Study anticipates housing boom
Rochester wants to replace the Inner Loop stretch between East Main Street and Interstate 490 with an at-grade boulevard, reconnecting neighborhoods along the edge of downtown and opening acres for new development and restored green space.
The scope of this project is massive.
Inner Loop North encompasses 1.5 miles of roadway (Inner Loop East was two-thirds of a mile), 10 bridges (the eastern section removed three) and 7,000 feet of retaining walls.
A recent study projected strong housing demand, largely multi-family, primarily for renters – mirroring Inner Loop East.
That would run counter to the wishes of residents, who have pushed for single-family and owner-occupied housing rather than big apartment buildings.
The study breaks down the market into segments, with the strongest for housing and office being south of the current Inner Loop and closest to downtown.
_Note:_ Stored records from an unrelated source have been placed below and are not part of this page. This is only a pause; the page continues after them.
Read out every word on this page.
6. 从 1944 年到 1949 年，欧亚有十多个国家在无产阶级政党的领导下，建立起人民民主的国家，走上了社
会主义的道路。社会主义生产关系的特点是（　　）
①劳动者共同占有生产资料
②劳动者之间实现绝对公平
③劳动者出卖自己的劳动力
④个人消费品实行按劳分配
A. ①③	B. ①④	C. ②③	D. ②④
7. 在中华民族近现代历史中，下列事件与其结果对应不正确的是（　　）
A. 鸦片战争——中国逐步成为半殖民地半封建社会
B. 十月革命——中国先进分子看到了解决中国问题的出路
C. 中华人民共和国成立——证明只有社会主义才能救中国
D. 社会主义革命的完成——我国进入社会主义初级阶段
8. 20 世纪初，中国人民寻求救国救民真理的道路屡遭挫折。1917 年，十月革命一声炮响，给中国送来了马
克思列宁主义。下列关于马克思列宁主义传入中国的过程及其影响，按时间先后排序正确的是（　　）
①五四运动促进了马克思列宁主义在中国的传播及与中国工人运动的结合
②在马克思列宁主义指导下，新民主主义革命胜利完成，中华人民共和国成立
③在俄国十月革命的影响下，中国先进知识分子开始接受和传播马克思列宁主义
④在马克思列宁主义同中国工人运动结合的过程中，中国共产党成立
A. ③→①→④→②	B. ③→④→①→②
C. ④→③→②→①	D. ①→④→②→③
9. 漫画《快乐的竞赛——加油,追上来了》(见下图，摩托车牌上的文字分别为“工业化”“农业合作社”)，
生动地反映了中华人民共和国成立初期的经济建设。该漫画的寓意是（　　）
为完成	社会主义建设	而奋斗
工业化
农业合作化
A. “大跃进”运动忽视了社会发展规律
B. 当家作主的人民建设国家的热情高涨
Single-family detached and townhouses are seen as most likely to come through infill or redevelopment of existing housing.
Expectations are to begin tearing out the sunken highway in 2026.
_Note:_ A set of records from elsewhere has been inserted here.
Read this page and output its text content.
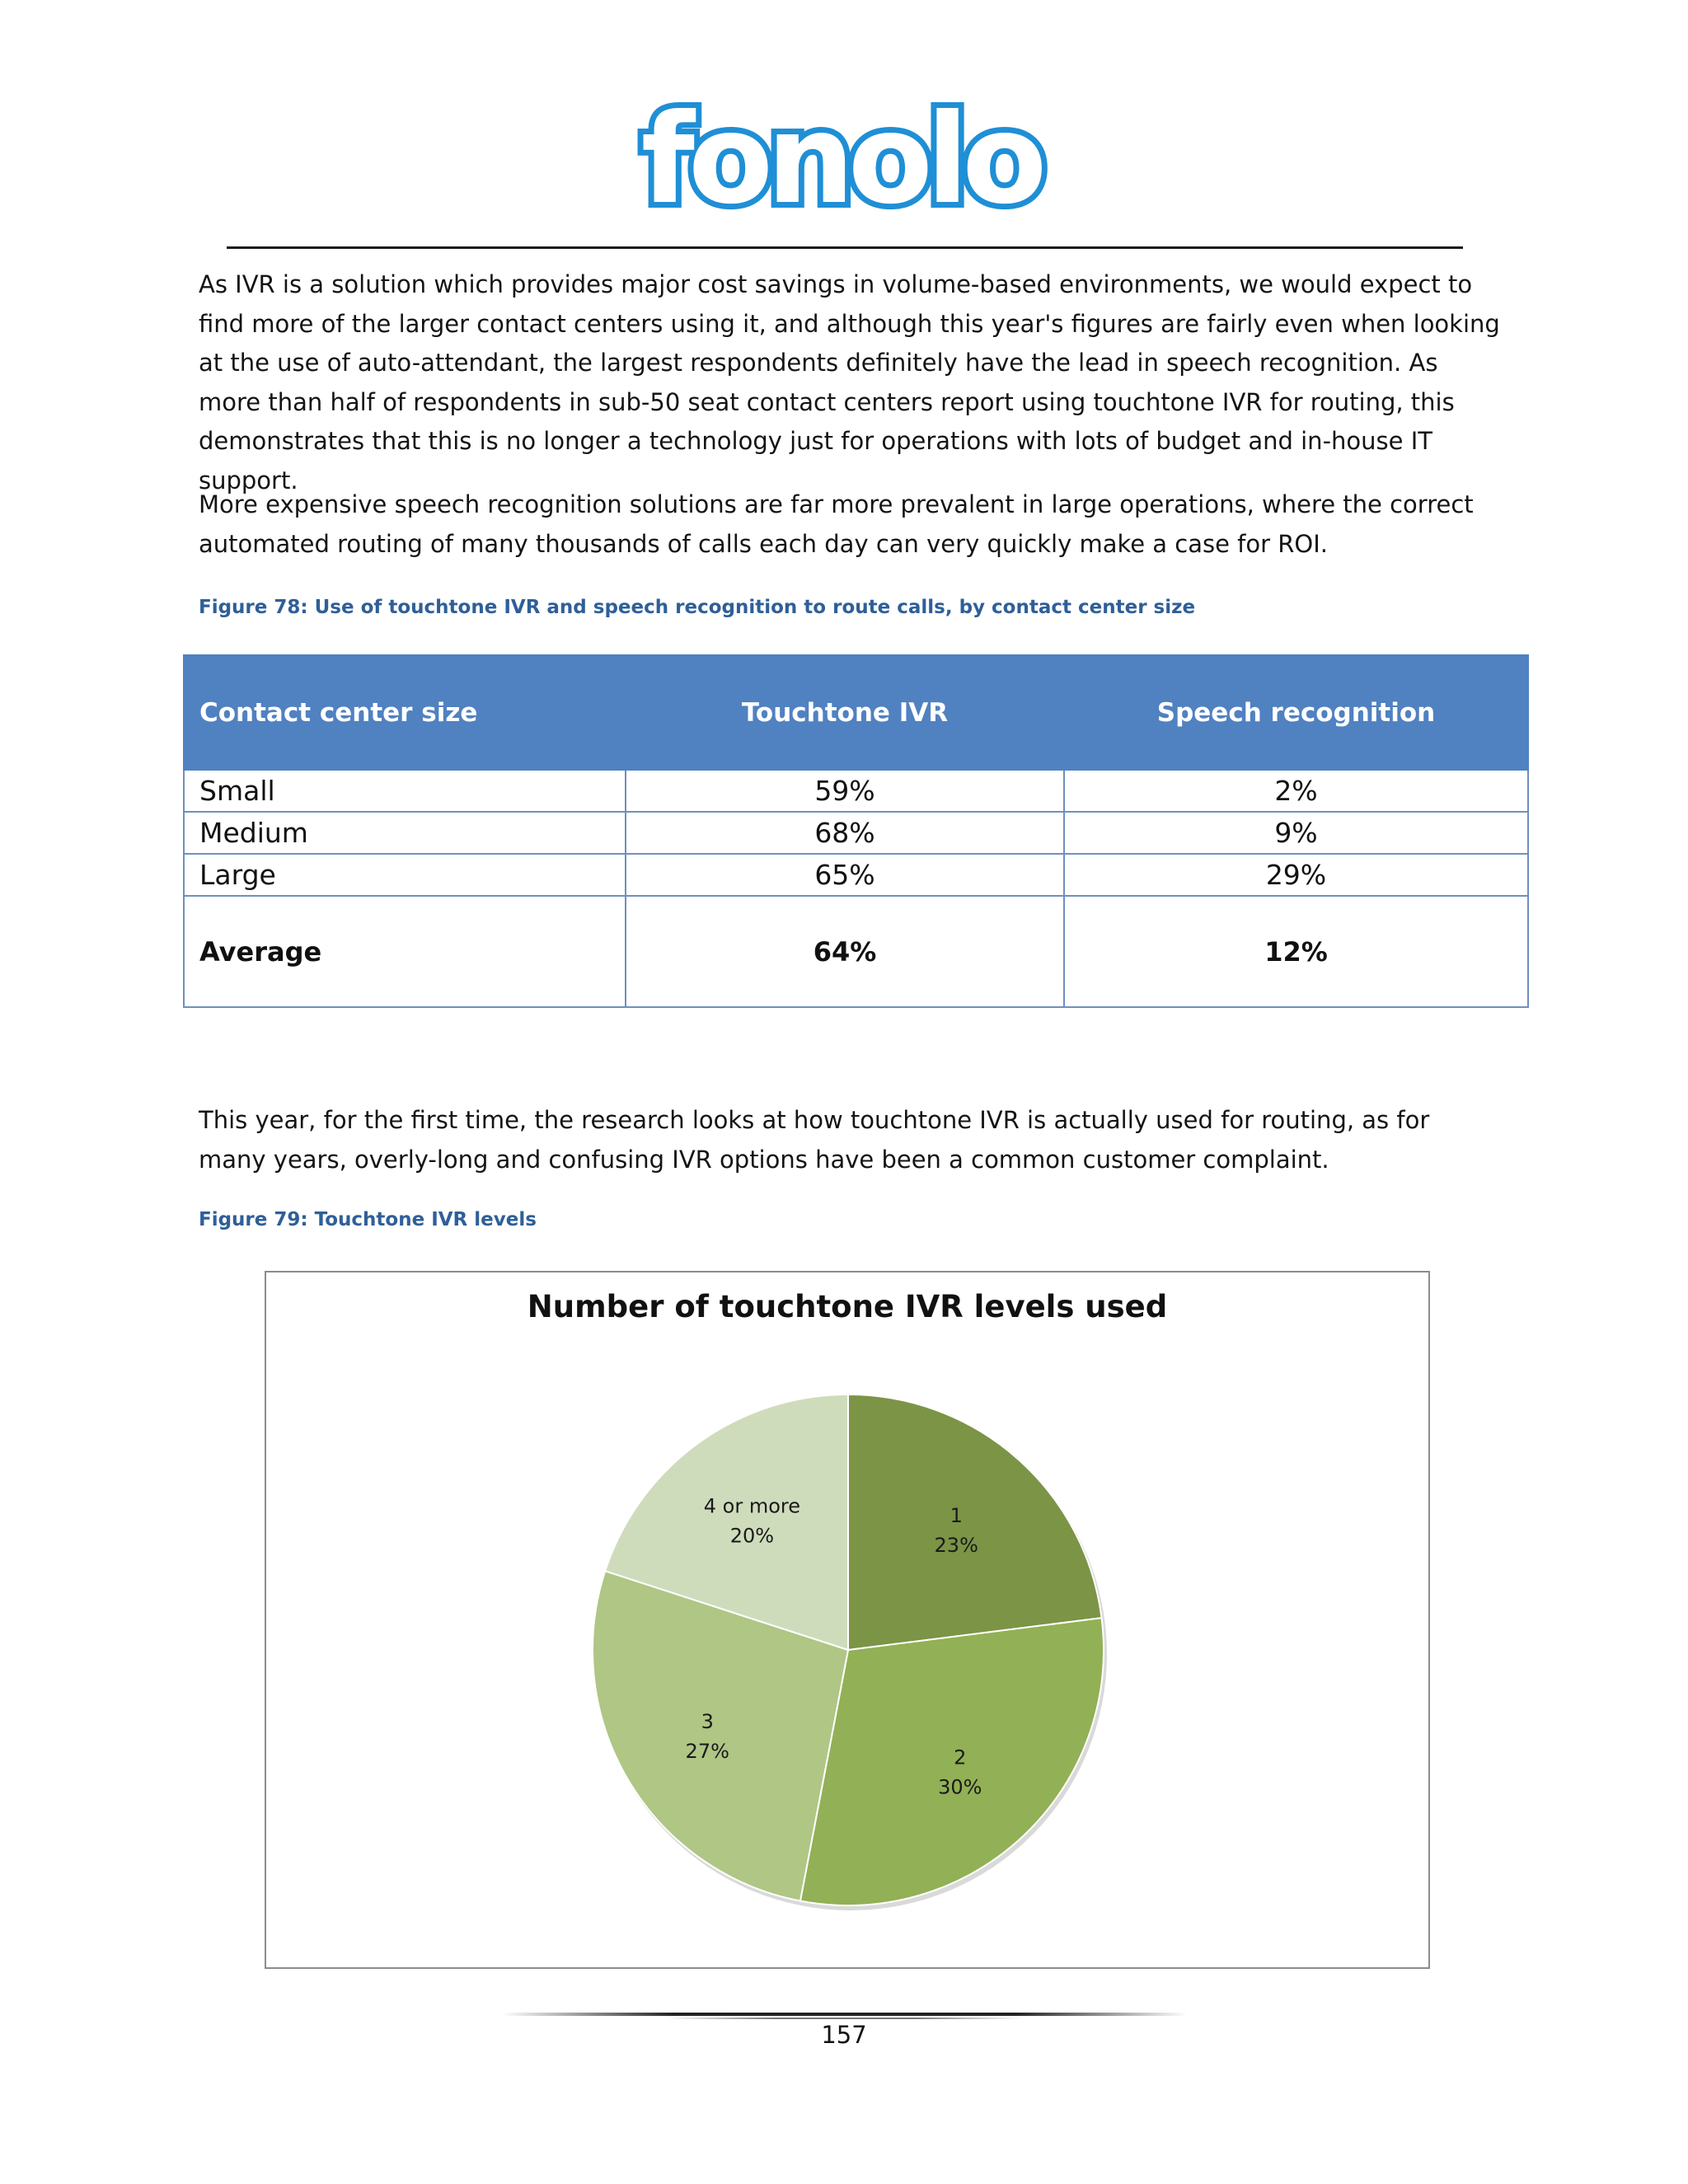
fonolo

As IVR is a solution which provides major cost savings in volume-based environments, we would expect to find more of the larger contact centers using it, and although this year's figures are fairly even when looking at the use of auto-attendant, the largest respondents definitely have the lead in speech recognition. As more than half of respondents in sub-50 seat contact centers report using touchtone IVR for routing, this demonstrates that this is no longer a technology just for operations with lots of budget and in-house IT support.

More expensive speech recognition solutions are far more prevalent in large operations, where the correct automated routing of many thousands of calls each day can very quickly make a case for ROI.

Figure 78: Use of touchtone IVR and speech recognition to route calls, by contact center size

Contact center size	Touchtone IVR	Speech recognition
Small	59%	2%
Medium	68%	9%
Large	65%	29%
Average	64%	12%

This year, for the first time, the research looks at how touchtone IVR is actually used for routing, as for many years, overly-long and confusing IVR options have been a common customer complaint.

Figure 79: Touchtone IVR levels

Number of touchtone IVR levels used
1 23%
2 30%
3 27%
4 or more 20%
157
The study projects a flood of new housing by 2040, including hundreds more apartments – which would increase the already large share of rental housing in the area. Coupled with new townhouses and in-fill single-family homes, the total housing stock in the immediate area could increase by 50%.
Office demand also is thought to be considerable, despite a largely vacant Kodak Tower positioned on the west edge of the study area.
Holding to the promise
Lifting up these neighborhoods has been a focus of project planning from the start.
But community leaders' promises were tempered Monday with the recognition that this remains very much a work in process, and an understanding that the proof will not be in the planning but in the doing.
That seemed to impress Mitch Landrieu, who serves as White House infrastructure coordinator and a special adviser to President Joseph Biden.
“I think this is going to be one of the best projects in the country,” he said.
Landrieu joined Gillibrand in a tour of upstate cities highlighting federal infrastructure investments. Before Rochester, he was in Syracuse, where he reportedly offered similar praise for its much larger highway rebuild involving a stretch of Interstate 81.
“I saw really great stuff today,” he said. “I mean, what I like about what I've seen is the cohesion in the communities and the fact that the community has come together with a plan.”
He and Gillibrand met with other dignitaries in the basement of Prayer House Church of God by Faith, which sits on Cumberland Street overlooking the Inner Loop.
Deacon Hollie Williams sat in the back, recording.
“We think we can hold them to the promise, and we got it recorded,” he said with a smile. “This is what they said. And we intend to hold them to that.”
The project is just moving into design with construction still several years off. But that gives time, officials said, to prepare a neighborhood workforce.